Hands beside their heads, injured Harvard track and field team members Richard Bradley ’17 (from left), Spencer Lemons ’16, and Raegan Nizdil ’17 do standing two-legged hops up the seats.
Harvard Track and Field team members do a standing two-legged hop up the seats. Their routine involved hopping up about a dozen seats, resting briefly, then doing another nine or 10 sets —and that was the restricted, “lighter” workout.
His headlamp glowing red, November Project member Elin Flashman waits for a fellow runner to tag the top step during a team relay at Harvard Stadium in the pre-drawn darkness.
Colors ablaze on a damp, overcast morning, November Project members traipse down the Harvard Stadium steps early on a Wednesday morning, accompanied by a free-running canine choosing its own particular path.
Christiana White, a fourth-year joint degree student doing her M.D./M.B.A. at Harvard Medical School and Harvard Business School, runs the Stadium steps with her friend Jeff Judkins, HBS ’17. “This was my first time on the steps! It was great! Exercise helps me with anxiety and is a big stress release. It’s definitely challenging, but when I do this I’m just happier!” White said. Three weeks after this photo was taken, White ran her first marathon and fulfilled her goal of qualifying for next April’s Boston race.
A step climber descends a row of steps between sets of walking up the steeper seats. Walking down the smaller steps is safer than running, and it provides a form of interval training that most climbers find helpful in building endurance.
In a photo that might conjure up the loneliness of the long distance runner, Tyler Zolud, a student at Northeastern who trains with his dad, makes his way up the stadium seats. Not surprisingly, the younger Tyler, at 19, was a row or two ahead of his father. The workout is intense, and there is not much conversation.
Steve Zolud, top, who works at M.I.T., previously worked at Harvard for five years as a business analyst at HUIT. He and his son Tyler both box in Woburn, but come to the stadium to run the steps weekly. Father and son do a set of push-ups between running rows of steps to mix in different kinds of conditioning. “We run the steps, we hop them, we might walk a few, and we do push-ups in between,” Steve Zolud says. The football team is practicing on the field behind.
Steve Zolud does a bear crawl down the steps, part of his training for recreational boxing. “Toward the end of my run I usually do a crawl down the last three or four rows. Tyler’s not as big a fan of the bear crawl as I am,” Zolud says of his son.

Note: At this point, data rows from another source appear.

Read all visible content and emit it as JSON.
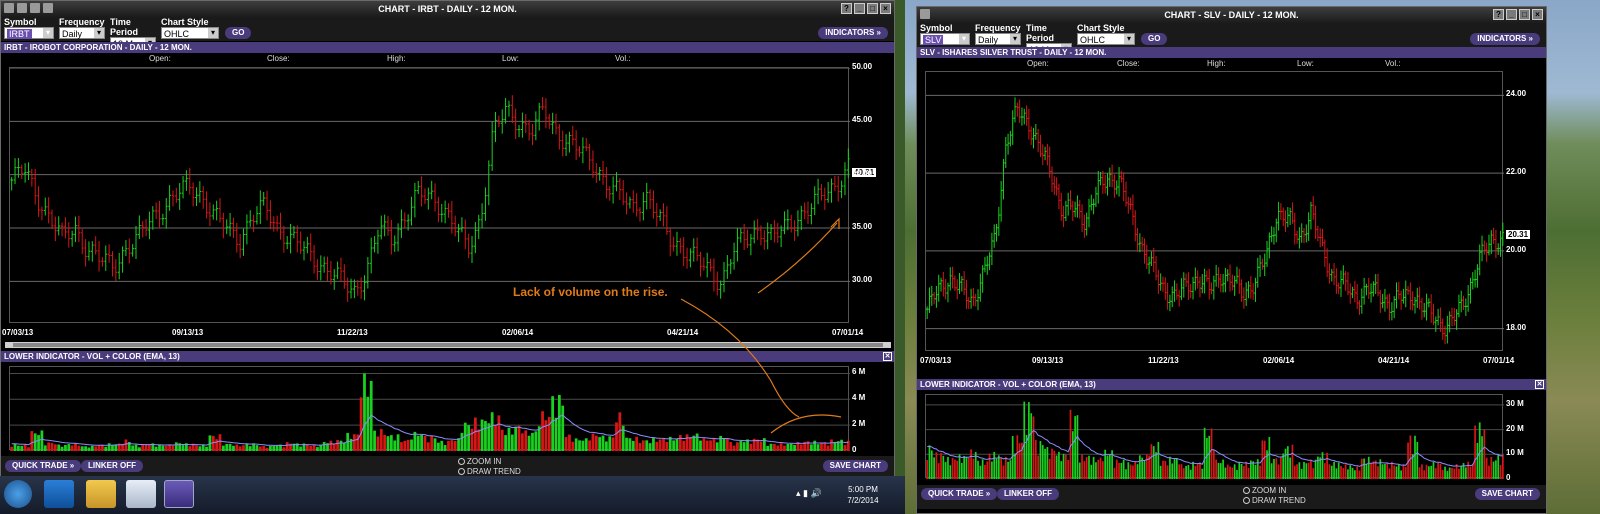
{
  "left": {
    "window_title": "CHART - IRBT - DAILY - 12 MON.",
    "toolbar": {
      "symbol_label": "Symbol",
      "symbol_value": "IRBT",
      "frequency_label": "Frequency",
      "frequency_value": "Daily",
      "period_label": "Time Period",
      "period_value": "12 Mon",
      "style_label": "Chart Style",
      "style_value": "OHLC",
      "go_label": "GO",
      "indicators_label": "INDICATORS »"
    },
    "chart_title": "IRBT - IROBOT CORPORATION - DAILY - 12 MON.",
    "ohlc_labels": [
      "Open:",
      "Close:",
      "High:",
      "Low:",
      "Vol.:"
    ],
    "price_box": "40.81",
    "annotation": "Lack of volume on the rise.",
    "lower_title": "LOWER INDICATOR - VOL + COLOR (EMA, 13)",
    "close_x": "✕",
    "quick_trade": "QUICK TRADE »",
    "linker_off": "LINKER OFF",
    "zoom_in": "ZOOM IN",
    "draw_trend": "DRAW TREND",
    "save_chart": "SAVE CHART"
  },
  "right": {
    "window_title": "CHART - SLV - DAILY - 12 MON.",
    "toolbar": {
      "symbol_label": "Symbol",
      "symbol_value": "SLV",
      "frequency_label": "Frequency",
      "frequency_value": "Daily",
      "period_label": "Time Period",
      "period_value": "12 Mon.",
      "style_label": "Chart Style",
      "style_value": "OHLC",
      "go_label": "GO",
      "indicators_label": "INDICATORS »"
    },
    "chart_title": "SLV - ISHARES SILVER TRUST - DAILY - 12 MON.",
    "ohlc_labels": [
      "Open:",
      "Close:",
      "High:",
      "Low:",
      "Vol.:"
    ],
    "price_box": "20.31",
    "lower_title": "LOWER INDICATOR - VOL + COLOR (EMA, 13)",
    "close_x": "✕",
    "quick_trade": "QUICK TRADE »",
    "linker_off": "LINKER OFF",
    "zoom_in": "ZOOM IN",
    "draw_trend": "DRAW TREND",
    "save_chart": "SAVE CHART"
  },
  "taskbar": {
    "time": "5:00 PM",
    "date": "7/2/2014"
  },
  "chart_data": [
    {
      "type": "ohlc",
      "symbol": "IRBT",
      "x_ticks": [
        "07/03/13",
        "09/13/13",
        "11/22/13",
        "02/06/14",
        "04/21/14",
        "07/01/14"
      ],
      "y_ticks": [
        "50.00",
        "45.00",
        "40.00",
        "35.00",
        "30.00"
      ],
      "ylim": [
        26,
        50
      ],
      "grid": true,
      "close_series": [
        39.5,
        40.5,
        38,
        36,
        34,
        35,
        33,
        32,
        31.5,
        33,
        34,
        36,
        37,
        38,
        39,
        38,
        36,
        35,
        34,
        36,
        37,
        35,
        34,
        33,
        32,
        31,
        30,
        29,
        31,
        35,
        34,
        36,
        38,
        38,
        37,
        35,
        33,
        36,
        44,
        46,
        45,
        44,
        46,
        44,
        43,
        42,
        41,
        39,
        38,
        37,
        38,
        36,
        34,
        33,
        32,
        31,
        30,
        33,
        34,
        35,
        34,
        35,
        36,
        37,
        38,
        39,
        40.8
      ],
      "last_price": "40.81"
    },
    {
      "type": "bar",
      "title": "LOWER INDICATOR - VOL + COLOR (EMA, 13)",
      "symbol": "IRBT",
      "y_ticks": [
        "6 M",
        "4 M",
        "2 M",
        "0"
      ],
      "ylim": [
        0,
        6.5
      ],
      "volume_series": [
        0.6,
        0.5,
        1.6,
        0.7,
        0.5,
        0.6,
        0.4,
        0.5,
        0.6,
        0.9,
        0.5,
        0.6,
        0.5,
        0.7,
        0.6,
        0.5,
        1.3,
        0.6,
        0.5,
        0.6,
        0.4,
        0.5,
        0.7,
        0.6,
        0.5,
        0.8,
        0.9,
        1.4,
        6.0,
        1.7,
        1.3,
        0.9,
        1.5,
        1.2,
        0.8,
        1.0,
        2.3,
        2.6,
        3.0,
        1.8,
        2.1,
        1.6,
        3.1,
        4.4,
        1.3,
        1.0,
        1.4,
        1.2,
        3.0,
        1.1,
        0.9,
        1.0,
        1.1,
        1.3,
        1.4,
        1.0,
        1.2,
        0.7,
        0.9,
        1.0,
        0.6,
        0.6,
        0.7,
        0.8,
        0.7,
        0.9,
        0.8
      ]
    },
    {
      "type": "ohlc",
      "symbol": "SLV",
      "x_ticks": [
        "07/03/13",
        "09/13/13",
        "11/22/13",
        "02/06/14",
        "04/21/14",
        "07/01/14"
      ],
      "y_ticks": [
        "24.00",
        "22.00",
        "20.00",
        "18.00"
      ],
      "ylim": [
        17.4,
        24.6
      ],
      "grid": true,
      "close_series": [
        18.5,
        19.0,
        19.3,
        19.0,
        18.7,
        19.4,
        20.3,
        22.8,
        23.6,
        23.3,
        22.6,
        22.0,
        21.0,
        21.1,
        20.8,
        21.5,
        21.9,
        21.8,
        21.0,
        20.1,
        19.5,
        19.0,
        18.8,
        19.1,
        19.3,
        19.0,
        19.4,
        19.2,
        18.9,
        19.2,
        19.8,
        21.0,
        20.8,
        20.3,
        21.0,
        20.0,
        19.3,
        19.1,
        18.8,
        19.0,
        18.9,
        18.6,
        18.8,
        18.9,
        18.5,
        18.3,
        18.0,
        18.4,
        19.0,
        19.8,
        20.3,
        20.3
      ],
      "last_price": "20.31"
    },
    {
      "type": "bar",
      "title": "LOWER INDICATOR - VOL + COLOR (EMA, 13)",
      "symbol": "SLV",
      "y_ticks": [
        "30 M",
        "20 M",
        "10 M",
        "0"
      ],
      "ylim": [
        0,
        34
      ],
      "volume_series": [
        14,
        11,
        9,
        10,
        12,
        8,
        11,
        9,
        18,
        32,
        16,
        13,
        11,
        28,
        10,
        9,
        12,
        8,
        7,
        10,
        15,
        8,
        9,
        6,
        7,
        21,
        8,
        6,
        7,
        8,
        17,
        9,
        14,
        7,
        8,
        11,
        7,
        6,
        5,
        9,
        8,
        7,
        6,
        18,
        6,
        7,
        5,
        6,
        7,
        23,
        9,
        10
      ]
    }
  ]
}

Not to be outdone by Steve Zolud’s downward bear crawl, Emily Saul, a trainer with the November Project, demonstrates a bear crawl up the steps, and backwards. Very few step climbers perform this routine, with good reason: It is extremely difficult and exhausting.

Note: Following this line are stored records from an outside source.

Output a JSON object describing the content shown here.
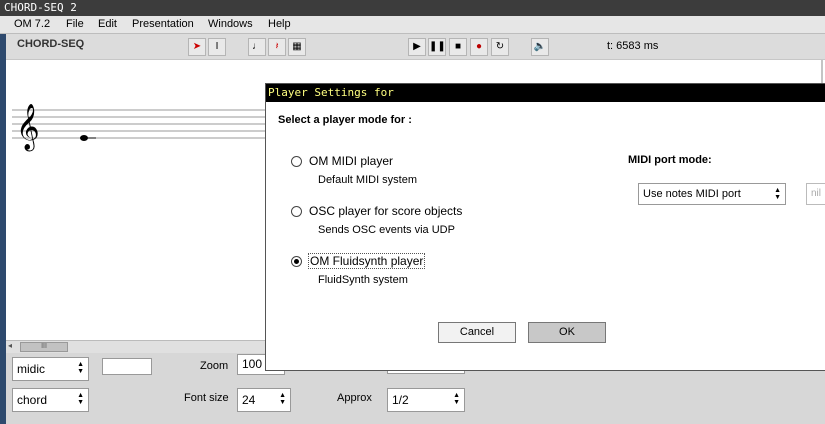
{
  "window": {
    "title": "CHORD-SEQ 2"
  },
  "menubar": [
    "OM 7.2",
    "File",
    "Edit",
    "Presentation",
    "Windows",
    "Help"
  ],
  "editor": {
    "name": "CHORD-SEQ",
    "time_readout": "t: 6583 ms"
  },
  "toolbar": {
    "tools": [
      "arrow-icon",
      "text-cursor-icon",
      "note-icon",
      "rest-icon",
      "score-icon"
    ],
    "playback": [
      "play-icon",
      "pause-icon",
      "stop-icon",
      "record-icon",
      "loop-icon",
      "speaker-icon"
    ]
  },
  "bottom": {
    "midic_select": "midic",
    "chord_select": "chord",
    "zoom_label": "Zoom",
    "zoom_value": "100",
    "fontsize_label": "Font size",
    "fontsize_value": "24",
    "approx_label": "Approx",
    "approx_value": "1/2"
  },
  "scroll": {
    "thumb_label": "III"
  },
  "dialog": {
    "title": "Player Settings for",
    "prompt": "Select a player mode for  :",
    "options": [
      {
        "label": "OM MIDI player",
        "desc": "Default MIDI system",
        "selected": false
      },
      {
        "label": "OSC player for score objects",
        "desc": "Sends OSC events via UDP",
        "selected": false
      },
      {
        "label": "OM Fluidsynth player",
        "desc": "FluidSynth system",
        "selected": true
      }
    ],
    "midi_port_label": "MIDI port mode:",
    "midi_port_value": "Use notes MIDI port",
    "nil_placeholder": "nil",
    "cancel_label": "Cancel",
    "ok_label": "OK"
  }
}
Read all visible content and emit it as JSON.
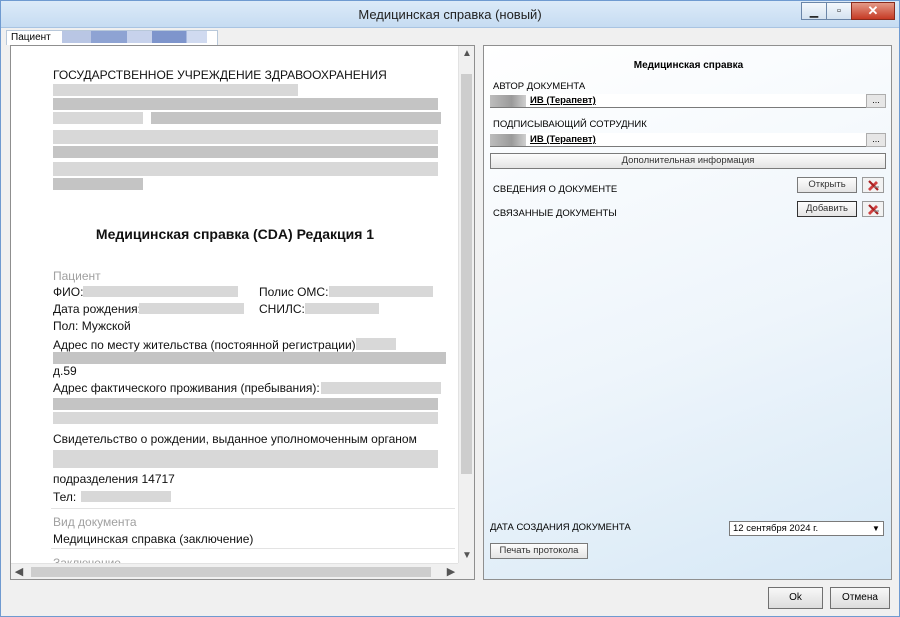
{
  "window": {
    "title": "Медицинская справка (новый)"
  },
  "tabs": [
    {
      "label": "Пациент"
    }
  ],
  "document": {
    "org_line": "ГОСУДАРСТВЕННОЕ УЧРЕЖДЕНИЕ ЗДРАВООХРАНЕНИЯ",
    "title": "Медицинская справка (CDA) Редакция 1",
    "section_patient": "Пациент",
    "fio_label": "ФИО:",
    "oms_label": "Полис ОМС:",
    "birth_label": "Дата рождения:",
    "snils_label": "СНИЛС:",
    "sex_line": "Пол: Мужской",
    "reg_address_label": "Адрес по месту жительства (постоянной регистрации):",
    "reg_address_tail": "д.59",
    "fact_address_label": "Адрес фактического проживания (пребывания):",
    "birth_cert_line": "Свидетельство о рождении, выданное уполномоченным органом",
    "dept_line": "подразделения 14717",
    "phone_label": "Тел:",
    "section_doc_type": "Вид документа",
    "doc_type_value": "Медицинская справка (заключение)",
    "section_conclusion": "Заключение"
  },
  "right": {
    "title": "Медицинская справка",
    "author_label": "АВТОР ДОКУМЕНТА",
    "author_value": "ИВ (Терапевт)",
    "signer_label": "ПОДПИСЫВАЮЩИЙ СОТРУДНИК",
    "signer_value": "ИВ (Терапевт)",
    "picker_glyph": "...",
    "additional_info_button": "Дополнительная информация",
    "doc_info_label": "СВЕДЕНИЯ О ДОКУМЕНТЕ",
    "open_button": "Открыть",
    "related_docs_label": "СВЯЗАННЫЕ ДОКУМЕНТЫ",
    "add_button": "Добавить",
    "created_date_label": "ДАТА СОЗДАНИЯ ДОКУМЕНТА",
    "created_date_value": "12 сентября 2024 г.",
    "print_button": "Печать протокола"
  },
  "footer": {
    "ok_button": "Ok",
    "cancel_button": "Отмена"
  },
  "colors": {
    "accent": "#6f9ad0",
    "close": "#c63a24"
  }
}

Jenny Frutchy, Ed.M. ’82, a spry 61 years young, appears dwarfed by a sea of steps as she makes her way up a row of seats. “I hike the seats for half an hour, then I go swim a mile at Blodgett. I do the steps as conditioning for skiing, which I do all winter,” she says.
Jenny Frutchy, Ed.M. ’82, flashes a satisfied smile after reaching the top. “Around here I ride my bike everywhere I go, but if it’s lousy weather, and I don’t want to ride, the stadium is always there, staring you in the face. I like to mix up my exercise; I’ve been doing the steps for about ten years,” she says.

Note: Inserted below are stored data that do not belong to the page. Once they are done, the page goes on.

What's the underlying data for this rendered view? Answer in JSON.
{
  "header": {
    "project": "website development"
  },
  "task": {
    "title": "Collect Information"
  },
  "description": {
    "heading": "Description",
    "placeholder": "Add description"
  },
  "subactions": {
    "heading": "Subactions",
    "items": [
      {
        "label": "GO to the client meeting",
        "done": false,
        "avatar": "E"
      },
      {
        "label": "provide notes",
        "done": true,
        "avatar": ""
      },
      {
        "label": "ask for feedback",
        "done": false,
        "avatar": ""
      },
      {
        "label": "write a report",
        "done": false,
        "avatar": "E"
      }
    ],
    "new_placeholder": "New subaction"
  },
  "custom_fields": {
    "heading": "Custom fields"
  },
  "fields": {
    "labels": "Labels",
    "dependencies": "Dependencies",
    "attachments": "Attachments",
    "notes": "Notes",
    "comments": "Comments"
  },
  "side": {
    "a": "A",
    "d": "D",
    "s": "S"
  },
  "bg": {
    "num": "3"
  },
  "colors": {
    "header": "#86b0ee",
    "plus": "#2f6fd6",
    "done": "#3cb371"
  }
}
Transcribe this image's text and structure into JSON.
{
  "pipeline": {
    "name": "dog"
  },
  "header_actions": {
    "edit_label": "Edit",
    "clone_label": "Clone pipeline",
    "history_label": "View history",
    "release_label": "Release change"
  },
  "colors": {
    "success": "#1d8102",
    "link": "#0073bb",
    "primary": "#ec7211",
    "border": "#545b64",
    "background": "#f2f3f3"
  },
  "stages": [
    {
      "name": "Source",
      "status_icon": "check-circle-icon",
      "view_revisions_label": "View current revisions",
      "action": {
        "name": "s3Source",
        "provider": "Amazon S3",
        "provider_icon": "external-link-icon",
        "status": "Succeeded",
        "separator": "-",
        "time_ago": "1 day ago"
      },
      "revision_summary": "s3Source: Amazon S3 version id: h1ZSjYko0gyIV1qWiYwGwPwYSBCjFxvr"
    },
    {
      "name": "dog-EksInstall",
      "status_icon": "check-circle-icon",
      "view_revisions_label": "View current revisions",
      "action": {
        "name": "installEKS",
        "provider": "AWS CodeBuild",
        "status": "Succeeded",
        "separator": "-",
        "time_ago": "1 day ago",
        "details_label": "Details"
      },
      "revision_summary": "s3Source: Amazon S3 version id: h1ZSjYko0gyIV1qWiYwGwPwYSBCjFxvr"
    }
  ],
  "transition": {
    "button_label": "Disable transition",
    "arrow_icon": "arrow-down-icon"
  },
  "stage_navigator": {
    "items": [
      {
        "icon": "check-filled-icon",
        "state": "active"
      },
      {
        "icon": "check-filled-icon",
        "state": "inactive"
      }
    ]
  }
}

November Project members, both human and canine, run the Harvard Stadium steps early on a Wednesday morning. This golden retriever seems to be enjoying its workout, possibly more than the woman beside it.
Sue Parker, head coach of the Harvard women’s rugby team, takes a last look back at the steps after completing a circuit of all 37 sections. “This stadium is so beautiful,” she says. “It’s almost like these steps are asking to be run. If you do them, you can just feel satisfied the whole rest of your day.”